Hawke was included in Variety's 2022 New Power of New York list, the 2023 Young Hollywood Impact Report, and the 2023 TIME100 Next list, and recently portrayed “Anxiety” in Disney and Pixar's Inside Out 2, which became the biggest animated movie of all time. She stars in, and produced the Flannery O'Connor biopic, Wildcat, directed by Ethan Hawke, which premiered at Telluride Film Festival and Toronto International Film Festival in 2023, and was released to critical acclaim in 2024. Notable past film and TV credits include Wes Anderson's Asteroid City; Jennifer Kaytin Robinson's feature Do Revenge; Human Capital opposite Liev Schreiber and Marisa Tomei; Quentin Tarantino's Once Upon a Time in Hollywood; Amanda Kramer's independent film Ladyworld;  Gia Coppola's feature film Mainstream; and Bradley Cooper's Leonard Bernstein drama Maestro, which was nominated for seven Academy Awards in 2024.

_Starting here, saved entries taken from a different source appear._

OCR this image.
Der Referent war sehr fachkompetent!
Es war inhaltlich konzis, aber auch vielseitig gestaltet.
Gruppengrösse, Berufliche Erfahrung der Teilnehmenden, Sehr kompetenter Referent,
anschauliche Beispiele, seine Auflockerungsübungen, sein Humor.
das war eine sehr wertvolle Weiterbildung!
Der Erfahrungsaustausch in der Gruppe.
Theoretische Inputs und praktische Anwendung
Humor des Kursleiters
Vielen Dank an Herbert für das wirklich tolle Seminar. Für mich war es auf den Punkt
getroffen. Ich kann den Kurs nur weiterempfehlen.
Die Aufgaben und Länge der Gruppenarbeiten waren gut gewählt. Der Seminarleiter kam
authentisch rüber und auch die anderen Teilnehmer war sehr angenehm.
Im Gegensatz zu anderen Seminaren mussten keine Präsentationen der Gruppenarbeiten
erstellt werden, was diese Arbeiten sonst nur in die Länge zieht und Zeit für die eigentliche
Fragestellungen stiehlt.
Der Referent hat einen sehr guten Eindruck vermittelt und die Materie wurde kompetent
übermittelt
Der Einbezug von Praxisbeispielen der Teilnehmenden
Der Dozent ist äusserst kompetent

Eurydice marks a spirited conclusion to Ruhl's residency, which has thus far featured one celebrated world premiere (Letters from Max, a ritual, 2023—an adaptation of the 2018 epistolary book Letters from Max: A Poet, a Teacher, a Friendship by Ruhl and Max Ritvo) and an imaginative, world-building production of another one of the playwright's beloved works (Orlando, 2024). Eurydice also rekindles an inspiring collaboration between Ruhl and Les Waters. The two artists, who joined forces in 2006 for the world premiere production of Ruhl's Eurydice at Yale Repertory Theatre, together return, with a new vision, to this emotionally flooring excavation of the powers of memory and love.

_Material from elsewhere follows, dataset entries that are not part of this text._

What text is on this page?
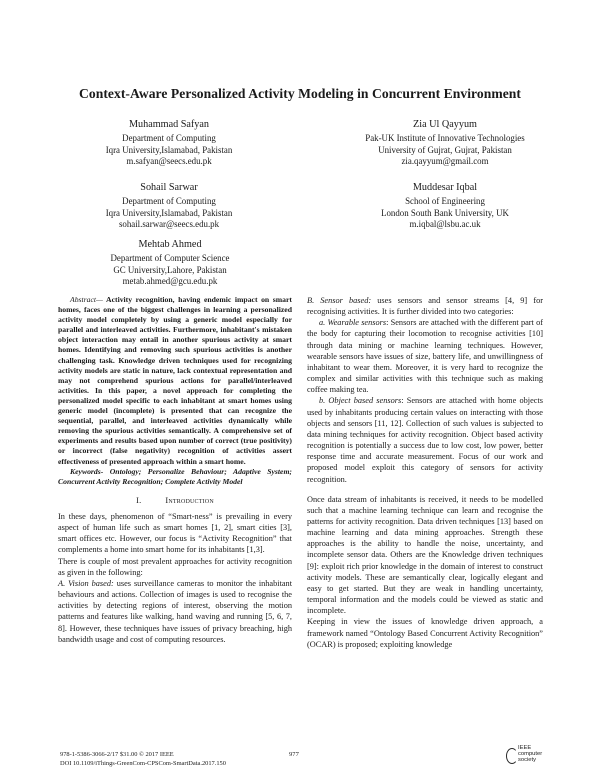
Context-Aware Personalized Activity Modeling in Concurrent Environment
Muhammad Safyan
Department of Computing
Iqra University,Islamabad, Pakistan
m.safyan@seecs.edu.pk
Zia Ul Qayyum
Pak-UK Institute of Innovative Technologies
University of Gujrat, Gujrat, Pakistan
zia.qayyum@gmail.com
Sohail Sarwar
Department of Computing
Iqra University,Islamabad, Pakistan
sohail.sarwar@seecs.edu.pk
Muddesar Iqbal
School of Engineering
London South Bank University, UK
m.iqbal@lsbu.ac.uk
Mehtab Ahmed
Department of Computer Science
GC University,Lahore, Pakistan
metab.ahmed@gcu.edu.pk

Abstract— Activity recognition, having endemic impact on smart homes, faces one of the biggest challenges in learning a personalized activity model completely by using a generic model especially for parallel and interleaved activities. Furthermore, inhabitant's mistaken object interaction may entail in another spurious activity at smart homes. Identifying and removing such spurious activities is another challenging task. Knowledge driven techniques used for recognizing activity models are static in nature, lack contextual representation and may not comprehend spurious actions for parallel/interleaved activities. In this paper, a novel approach for completing the personalized model specific to each inhabitant at smart homes using generic model (incomplete) is presented that can recognize the sequential, parallel, and interleaved activities dynamically while removing the spurious activities semantically. A comprehensive set of experiments and results based upon number of correct (true positivity) or incorrect (false negativity) recognition of activities assert effectiveness of presented approach within a smart home.

Keywords- Ontology; Personalize Behaviour; Adaptive System; Concurrent Activity Recognition; Complete Activity Model

I.	Introduction

In these days, phenomenon of “Smart-ness” is prevailing in every aspect of human life such as smart homes [1, 2], smart cities [3], smart offices etc. However, our focus is “Activity Recognition” that complements a home into smart home for its inhabitants [1,3].

There is couple of most prevalent approaches for activity recognition as given in the following:

A. Vision based: uses surveillance cameras to monitor the inhabitant behaviours and actions. Collection of images is used to recognise the activities by detecting regions of interest, observing the motion patterns and features like walking, hand waving and running [5, 6, 7, 8]. However, these techniques have issues of privacy breaching, high bandwidth usage and cost of computing resources.

B. Sensor based: uses sensors and sensor streams [4, 9] for recognising activities. It is further divided into two categories:

a. Wearable sensors: Sensors are attached with the different part of the body for capturing their locomotion to recognise activities [10] through data mining or machine learning techniques. However, wearable sensors have issues of size, battery life, and unwillingness of inhabitant to wear them. Moreover, it is very hard to recognize the complex and similar activities with this technique such as making coffee making tea.

b. Object based sensors: Sensors are attached with home objects used by inhabitants producing certain values on interacting with those objects and sensors [11, 12]. Collection of such values is subjected to data mining techniques for activity recognition. Object based activity recognition is potentially a success due to low cost, low power, better response time and accurate measurement. Focus of our work and proposed model exploit this category of sensors for activity recognition.

Once data stream of inhabitants is received, it needs to be modelled such that a machine learning technique can learn and recognise the patterns for activity recognition. Data driven techniques [13] based on machine learning and data mining approaches. Strength these approaches is the ability to handle the noise, uncertainty, and incomplete sensor data. Others are the Knowledge driven techniques [9]: exploit rich prior knowledge in the domain of interest to construct activity models. These are semantically clear, logically elegant and easy to get started. But they are weak in handling uncertainty, temporal information and the models could be viewed as static and incomplete.

Keeping in view the issues of knowledge driven approach, a framework named “Ontology Based Concurrent Activity Recognition” (OCAR) is proposed; exploiting knowledge

978-1-5386-3066-2/17 $31.00 © 2017 IEEE
DOI 10.1109/iThings-GreenCom-CPSCom-SmartData.2017.150
977
IEEE
computer
society
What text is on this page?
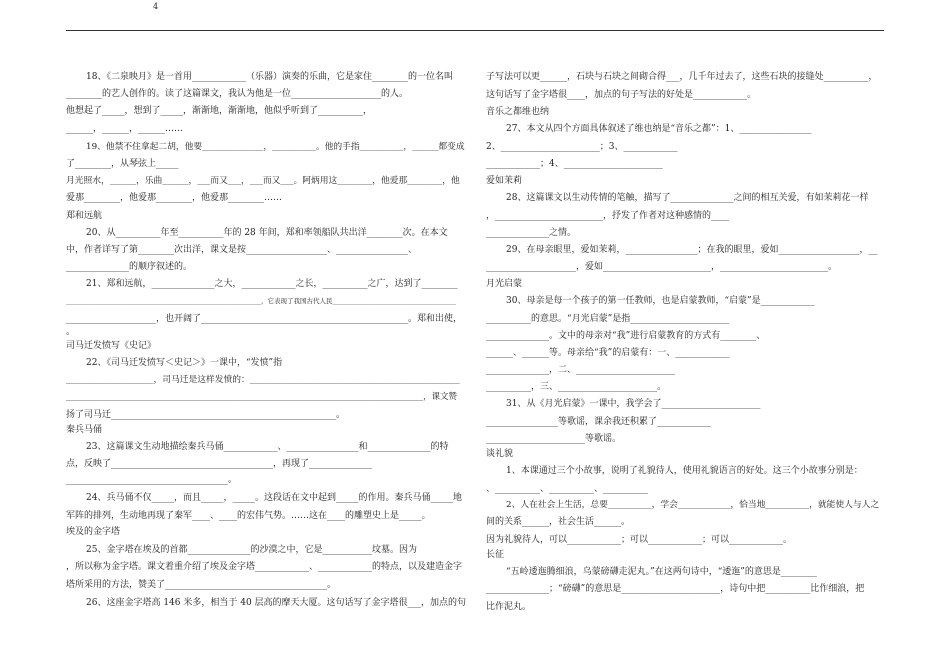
4
18、《二泉映月》是一首用____________（乐器）演奏的乐曲，它是家住________的一位名叫
________的艺人创作的。读了这篇课文，我认为他是一位____________________的人。
他想起了_____，想到了_____，渐渐地，渐渐地，他似乎听到了__________，
______，______，______……
19、他禁不住拿起二胡，他要______________，__________。他的手指__________，______都变成
了________，从琴弦上_____
月光照水，______，乐曲______，___而又___，___而又___。阿炳用这________，他爱那________，他
爱那________，他爱那________，他爱那________……
郑和远航
20、从__________年至__________年的 28 年间，郑和率领船队共出洋________次。在本文
中，作者详写了第________次出洋，课文是按__________________、________________、
______________的顺序叙述的。
21、郑和远航，______________之大，____________之长，__________之广，达到了________
____________________________________________________________，它表现了我国古代人民______________________________________
____________________，也开阔了______________________________________________。郑和出使，
。
司马迁发愤写《史记》
22、《司马迁发愤写＜史记＞》一课中，“发愤”指
____________________，司马迁是这样发愤的：________________________________________________
____________________________________________________________________________________，课文赞
扬了司马迁__________________________________________________。
秦兵马俑
23、这篇课文生动地描绘秦兵马俑____________、________________和______________的特
点，反映了____________________________________，再现了______________
____________________________________。
24、兵马俑不仅_____，而且_____，_____。这段话在文中起到_____的作用。秦兵马俑_____地
军阵的排列，生动地再现了秦军____、____的宏伟气势。……这在____的雕塑史上是_____。
埃及的金字塔
25、金字塔在埃及的首都______________的沙漠之中，它是___________坟墓。因为
，所以称为金字塔。课文着重介绍了埃及金字塔____________、____________的特点，以及建造金字
塔所采用的方法，赞美了____________________________________。
26、这座金字塔高 146 米多，相当于 40 层高的摩天大厦。这句话写了金字塔很___，加点的句
子写法可以更______，石块与石块之间砌合得___，几千年过去了，这些石块的接缝处__________，
这句话写了金字塔很____，加点的句子写法的好处是____________。
音乐之都维也纳
27、本文从四个方面具体叙述了维也纳是“音乐之都”：1、________________
2、______________________；3、____________
____________；4、______________________
爱如茉莉
28、这篇课文以生动传情的笔触，描写了______________之间的相互关爱，有如茉莉花一样
，________________________，抒发了作者对这种感情的____
______________之情。
29、在母亲眼里，爱如茉莉，________________；在我的眼里，爱如__________________，__
____________________，爱如________________________，________________________。
月光启蒙
30、母亲是每一个孩子的第一任教师，也是启蒙教师，“启蒙”是____________
__________的意思。“月光启蒙”是指______________________
______________。文中的母亲对“我”进行启蒙教育的方式有________、
______、______等。母亲给“我”的启蒙有：一、____________
______________，二、______________________
__________，三、______________________。
31、从《月光启蒙》一课中，我学会了______________________
________________等歌谣，课余我还积累了____________
______________________等歌谣。
谈礼貌
1、本课通过三个小故事，说明了礼貌待人，使用礼貌语言的好处。这三个小故事分别是：
、__________、__________、__________
2、人在社会上生活，总要__________，学会____________，恰当地__________，就能使人与人之
间的关系______，社会生活______。
因为礼貌待人，可以____________；可以____________；可以____________。
长征
“五岭逶迤腾细浪，乌蒙磅礴走泥丸。”在这两句诗中，“逶迤”的意思是________
______________；“磅礴”的意思是______________________，诗句中把__________比作细浪，把
比作泥丸。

The “weird and wonderful play” was praised in 2007 by Charles Isherwood in the New York Times, for its  “insistent heartbeat, the rhythmic threnody woven by its language, its subterranean feeling and its strangely potent imagery”; Isherwood's Critic's Pick review also celebrated Waters' “rhapsodically beautiful” production.

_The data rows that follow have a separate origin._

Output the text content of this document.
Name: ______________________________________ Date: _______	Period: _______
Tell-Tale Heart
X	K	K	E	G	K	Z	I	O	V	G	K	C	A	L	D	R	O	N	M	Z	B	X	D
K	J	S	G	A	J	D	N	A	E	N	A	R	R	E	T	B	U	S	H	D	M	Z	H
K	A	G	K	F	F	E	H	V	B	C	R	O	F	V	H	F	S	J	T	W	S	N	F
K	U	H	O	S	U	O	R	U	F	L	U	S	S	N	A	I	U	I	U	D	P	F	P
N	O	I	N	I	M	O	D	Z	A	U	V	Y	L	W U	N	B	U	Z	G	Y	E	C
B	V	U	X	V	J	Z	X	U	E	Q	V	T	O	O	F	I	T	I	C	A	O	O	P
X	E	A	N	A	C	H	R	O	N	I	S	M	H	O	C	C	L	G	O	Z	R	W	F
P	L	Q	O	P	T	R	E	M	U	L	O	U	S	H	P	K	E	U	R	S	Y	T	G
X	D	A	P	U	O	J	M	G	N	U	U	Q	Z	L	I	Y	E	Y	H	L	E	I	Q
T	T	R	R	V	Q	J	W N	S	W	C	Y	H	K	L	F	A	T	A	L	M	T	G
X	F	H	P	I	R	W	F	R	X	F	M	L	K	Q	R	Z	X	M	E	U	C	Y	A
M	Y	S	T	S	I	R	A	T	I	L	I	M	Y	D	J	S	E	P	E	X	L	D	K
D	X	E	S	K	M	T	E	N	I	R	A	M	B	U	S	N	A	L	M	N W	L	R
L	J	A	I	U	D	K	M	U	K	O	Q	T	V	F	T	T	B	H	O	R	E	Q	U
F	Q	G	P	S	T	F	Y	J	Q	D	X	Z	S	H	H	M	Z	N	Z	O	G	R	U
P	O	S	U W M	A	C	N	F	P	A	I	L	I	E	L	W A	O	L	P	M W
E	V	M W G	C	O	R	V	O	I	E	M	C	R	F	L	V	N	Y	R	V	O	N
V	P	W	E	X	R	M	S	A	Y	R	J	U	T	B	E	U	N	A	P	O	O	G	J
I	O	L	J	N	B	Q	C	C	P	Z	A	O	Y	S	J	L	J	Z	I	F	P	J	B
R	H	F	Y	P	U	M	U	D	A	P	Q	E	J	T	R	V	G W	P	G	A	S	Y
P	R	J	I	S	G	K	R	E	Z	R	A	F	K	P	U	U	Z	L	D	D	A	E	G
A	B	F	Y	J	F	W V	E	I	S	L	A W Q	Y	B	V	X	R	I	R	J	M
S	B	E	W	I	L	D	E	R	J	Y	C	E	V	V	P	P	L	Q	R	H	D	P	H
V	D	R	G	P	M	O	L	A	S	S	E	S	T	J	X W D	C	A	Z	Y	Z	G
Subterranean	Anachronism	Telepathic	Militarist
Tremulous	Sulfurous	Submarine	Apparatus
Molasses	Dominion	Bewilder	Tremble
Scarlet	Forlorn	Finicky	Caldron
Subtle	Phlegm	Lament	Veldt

Writing the play for her father, whom she had recently lost, Ruhl reframed the myth of Eurydice and Orpheus—so often reduced to Orpheus' infamous mistake—around Eurydice's relationship to her father, whom she re-encounters in the underworld. Eurydice tightens the bond of two themes Ruhl has explored, often simultaneously and symbiotically, at Signature: loss and transcendence. Letters from Max, a ritual was a work of ritual theater, openly discussing terminal illness and testing poetry's capacity to put to words what otherwise feels ineffable. Orlando was a theatrical trip through space, time, and gender, adapted from Virginia Woolf's novel.